И опять я уловил какую-то неискренность. Наши льдины стремительно расходились в разные стороны. Черная промоина становилась пугающе широкой.
– А ограбление банка?
– Что? – вскинула ресницы Ольга.
– Антон мог быть к этому причастным?
– Откуда же я знаю?
Она была очень осторожна. Справилась с замешательством.
– Зачем ты спрашиваешь меня об этом? – спросила с кротостью, предлагая этим вопросом мир и дружбу на все времена.
Я чувствовал, как она напряжена. Видимым проявлением этого была подрагивающая в руке апельсиновая долька. Обнаружив это, Ольга положила предательскую дольку на край стола.
– Помнишь, ты когда-то пришла к вдове Жихарева? – спросил я. – Еще когда не нашли Константина.
– И что?
Ольга на меня не смотрела.
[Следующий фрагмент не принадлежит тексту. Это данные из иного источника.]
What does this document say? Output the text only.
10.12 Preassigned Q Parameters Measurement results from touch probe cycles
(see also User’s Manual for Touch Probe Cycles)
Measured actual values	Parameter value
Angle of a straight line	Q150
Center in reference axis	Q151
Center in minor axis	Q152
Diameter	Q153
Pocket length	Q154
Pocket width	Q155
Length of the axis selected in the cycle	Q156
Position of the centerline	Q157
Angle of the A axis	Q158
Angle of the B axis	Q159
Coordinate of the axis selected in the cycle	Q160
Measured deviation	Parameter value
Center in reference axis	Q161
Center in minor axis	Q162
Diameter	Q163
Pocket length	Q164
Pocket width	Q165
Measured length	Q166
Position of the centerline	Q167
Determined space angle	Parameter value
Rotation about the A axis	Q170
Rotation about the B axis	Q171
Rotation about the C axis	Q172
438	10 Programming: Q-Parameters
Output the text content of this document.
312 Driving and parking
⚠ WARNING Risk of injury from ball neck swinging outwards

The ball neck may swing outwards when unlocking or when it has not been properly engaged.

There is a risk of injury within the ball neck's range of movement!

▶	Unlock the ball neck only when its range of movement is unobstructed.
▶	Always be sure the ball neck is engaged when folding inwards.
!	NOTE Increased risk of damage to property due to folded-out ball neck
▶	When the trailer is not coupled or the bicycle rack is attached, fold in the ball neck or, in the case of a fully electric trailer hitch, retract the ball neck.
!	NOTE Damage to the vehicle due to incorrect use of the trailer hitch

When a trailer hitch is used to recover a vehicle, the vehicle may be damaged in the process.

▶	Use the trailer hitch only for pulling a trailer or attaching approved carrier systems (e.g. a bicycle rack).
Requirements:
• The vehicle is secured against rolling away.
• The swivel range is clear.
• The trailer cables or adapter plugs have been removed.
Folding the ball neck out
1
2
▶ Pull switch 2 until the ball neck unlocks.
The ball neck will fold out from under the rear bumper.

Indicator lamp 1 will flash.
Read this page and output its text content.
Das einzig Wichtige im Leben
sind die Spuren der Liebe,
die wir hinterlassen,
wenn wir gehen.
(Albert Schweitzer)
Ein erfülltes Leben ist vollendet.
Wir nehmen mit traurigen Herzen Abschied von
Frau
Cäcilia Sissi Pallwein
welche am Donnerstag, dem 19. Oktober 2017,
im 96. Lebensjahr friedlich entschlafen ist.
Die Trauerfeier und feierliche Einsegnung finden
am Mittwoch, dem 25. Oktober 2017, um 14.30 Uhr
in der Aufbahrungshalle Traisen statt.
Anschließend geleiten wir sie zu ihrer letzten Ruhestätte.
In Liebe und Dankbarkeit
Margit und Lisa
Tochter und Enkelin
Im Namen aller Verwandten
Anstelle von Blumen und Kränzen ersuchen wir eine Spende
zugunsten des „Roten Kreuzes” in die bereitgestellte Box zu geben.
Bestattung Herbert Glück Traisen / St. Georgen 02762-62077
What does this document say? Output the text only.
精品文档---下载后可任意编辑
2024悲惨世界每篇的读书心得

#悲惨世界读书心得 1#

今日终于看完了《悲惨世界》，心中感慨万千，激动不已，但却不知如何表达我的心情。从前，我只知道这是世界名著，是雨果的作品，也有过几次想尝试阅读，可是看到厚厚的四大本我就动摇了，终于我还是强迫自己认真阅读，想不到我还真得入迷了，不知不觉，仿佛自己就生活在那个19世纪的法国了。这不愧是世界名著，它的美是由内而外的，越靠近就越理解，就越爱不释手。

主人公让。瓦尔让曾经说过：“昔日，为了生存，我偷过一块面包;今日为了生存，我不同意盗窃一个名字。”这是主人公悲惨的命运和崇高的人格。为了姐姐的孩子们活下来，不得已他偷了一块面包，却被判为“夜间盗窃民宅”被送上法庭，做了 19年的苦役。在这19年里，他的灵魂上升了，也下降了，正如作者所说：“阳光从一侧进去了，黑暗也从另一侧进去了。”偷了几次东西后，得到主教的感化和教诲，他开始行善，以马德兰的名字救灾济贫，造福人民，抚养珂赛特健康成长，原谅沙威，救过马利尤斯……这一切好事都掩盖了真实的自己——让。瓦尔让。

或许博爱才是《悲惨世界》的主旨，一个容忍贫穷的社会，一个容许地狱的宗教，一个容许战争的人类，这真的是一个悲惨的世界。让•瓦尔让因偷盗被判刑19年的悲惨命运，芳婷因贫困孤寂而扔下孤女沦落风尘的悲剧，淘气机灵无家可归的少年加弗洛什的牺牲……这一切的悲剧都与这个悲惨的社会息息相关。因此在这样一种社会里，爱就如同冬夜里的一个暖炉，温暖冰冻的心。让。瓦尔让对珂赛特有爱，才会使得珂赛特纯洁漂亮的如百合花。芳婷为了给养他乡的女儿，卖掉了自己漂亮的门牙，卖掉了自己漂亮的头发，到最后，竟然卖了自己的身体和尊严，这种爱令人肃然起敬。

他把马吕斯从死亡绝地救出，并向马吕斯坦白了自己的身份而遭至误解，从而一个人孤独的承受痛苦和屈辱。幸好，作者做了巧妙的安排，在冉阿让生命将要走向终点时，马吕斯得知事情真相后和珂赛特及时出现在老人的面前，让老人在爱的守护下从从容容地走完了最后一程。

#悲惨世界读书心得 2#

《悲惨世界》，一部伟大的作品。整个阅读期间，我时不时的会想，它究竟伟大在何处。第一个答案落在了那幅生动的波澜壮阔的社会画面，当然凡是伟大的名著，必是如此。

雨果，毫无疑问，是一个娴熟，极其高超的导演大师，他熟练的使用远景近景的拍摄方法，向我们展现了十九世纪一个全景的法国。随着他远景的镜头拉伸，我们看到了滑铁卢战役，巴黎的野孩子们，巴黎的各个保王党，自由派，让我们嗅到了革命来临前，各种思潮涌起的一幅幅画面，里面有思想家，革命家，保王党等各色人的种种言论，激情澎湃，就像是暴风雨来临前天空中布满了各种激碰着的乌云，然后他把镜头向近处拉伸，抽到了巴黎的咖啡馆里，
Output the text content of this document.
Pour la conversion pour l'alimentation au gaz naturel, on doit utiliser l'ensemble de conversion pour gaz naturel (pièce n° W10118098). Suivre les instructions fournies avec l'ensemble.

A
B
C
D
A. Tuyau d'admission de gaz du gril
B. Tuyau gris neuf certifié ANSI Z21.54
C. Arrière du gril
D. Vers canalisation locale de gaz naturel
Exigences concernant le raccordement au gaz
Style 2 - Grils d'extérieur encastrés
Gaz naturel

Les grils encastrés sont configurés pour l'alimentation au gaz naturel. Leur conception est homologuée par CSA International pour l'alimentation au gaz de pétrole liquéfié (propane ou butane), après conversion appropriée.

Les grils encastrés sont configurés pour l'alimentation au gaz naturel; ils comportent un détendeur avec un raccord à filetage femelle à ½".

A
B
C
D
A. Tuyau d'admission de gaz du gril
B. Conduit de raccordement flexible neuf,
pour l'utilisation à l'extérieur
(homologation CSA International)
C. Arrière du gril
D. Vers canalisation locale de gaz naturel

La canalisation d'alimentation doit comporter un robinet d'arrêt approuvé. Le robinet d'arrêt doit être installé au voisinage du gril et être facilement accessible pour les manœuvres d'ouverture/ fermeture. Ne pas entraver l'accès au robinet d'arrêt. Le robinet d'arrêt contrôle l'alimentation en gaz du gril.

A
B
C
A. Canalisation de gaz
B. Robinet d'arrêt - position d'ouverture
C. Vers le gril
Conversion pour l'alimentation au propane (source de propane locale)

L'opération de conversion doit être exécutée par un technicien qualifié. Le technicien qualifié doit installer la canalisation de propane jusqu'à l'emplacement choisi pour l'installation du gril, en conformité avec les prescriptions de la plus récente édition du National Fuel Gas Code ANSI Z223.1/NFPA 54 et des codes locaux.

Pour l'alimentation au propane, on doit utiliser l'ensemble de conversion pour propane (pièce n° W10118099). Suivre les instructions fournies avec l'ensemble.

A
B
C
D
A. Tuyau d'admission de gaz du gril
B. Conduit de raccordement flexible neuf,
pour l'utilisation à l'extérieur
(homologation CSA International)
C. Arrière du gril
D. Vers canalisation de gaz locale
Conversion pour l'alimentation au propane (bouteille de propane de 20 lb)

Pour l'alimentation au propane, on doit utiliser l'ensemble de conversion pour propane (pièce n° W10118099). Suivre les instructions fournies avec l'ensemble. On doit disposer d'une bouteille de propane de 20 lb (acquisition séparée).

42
Разглядывала что-то чрезвычайно интересное на потолке.
– Я хотел себя спросить – зачем?
Только тогда она перевела взгляд на меня.
– Ты ведь не сам пришел, правда? – сказала как о чем-то само собой разумеющемся. – Тебя Мартынов прислал, да?
– Никто меня не присылал.
– И охрану поставили. Меня в чем-то подозревают?
Я не мог ей ответить. Был не в силах переступить запретную черту.
– Ты не ответил.
– Потому что не знаю ответа, – соврал я.
– Почему вы все в меня вцепились? – негромко, но отчетливо произнесла Ольга.
В ее голосе я угадал отчаяние. Только-только она начала выкарабкиваться, и тут подступили новые неприятности.
– Я ни при чем! – сказала Ольга, – Ни при чем! Зачем же из меня делать виноватую? А?
Требовательно посмотрела мне в глаза. А за требовательностью еще что-то проступало. Я поначалу не рассмотрел.
– Это ложь! – прорвало Ольгу. – Все – ложь! Я любила Костю! И сейчас люблю!
Я бы поверил этим ее словам, если бы в ее любви к Жихареву не было провала. Того периода в жизни Ольги, когда она засомневалась в порядочности исчезнувшего Константина.
– Зачем ты приходила к жене Жихарева? – снова спросил я, как будто надеялся, что вот сейчас она развеет мои страхи и сомнения и все снова станет, как прежде.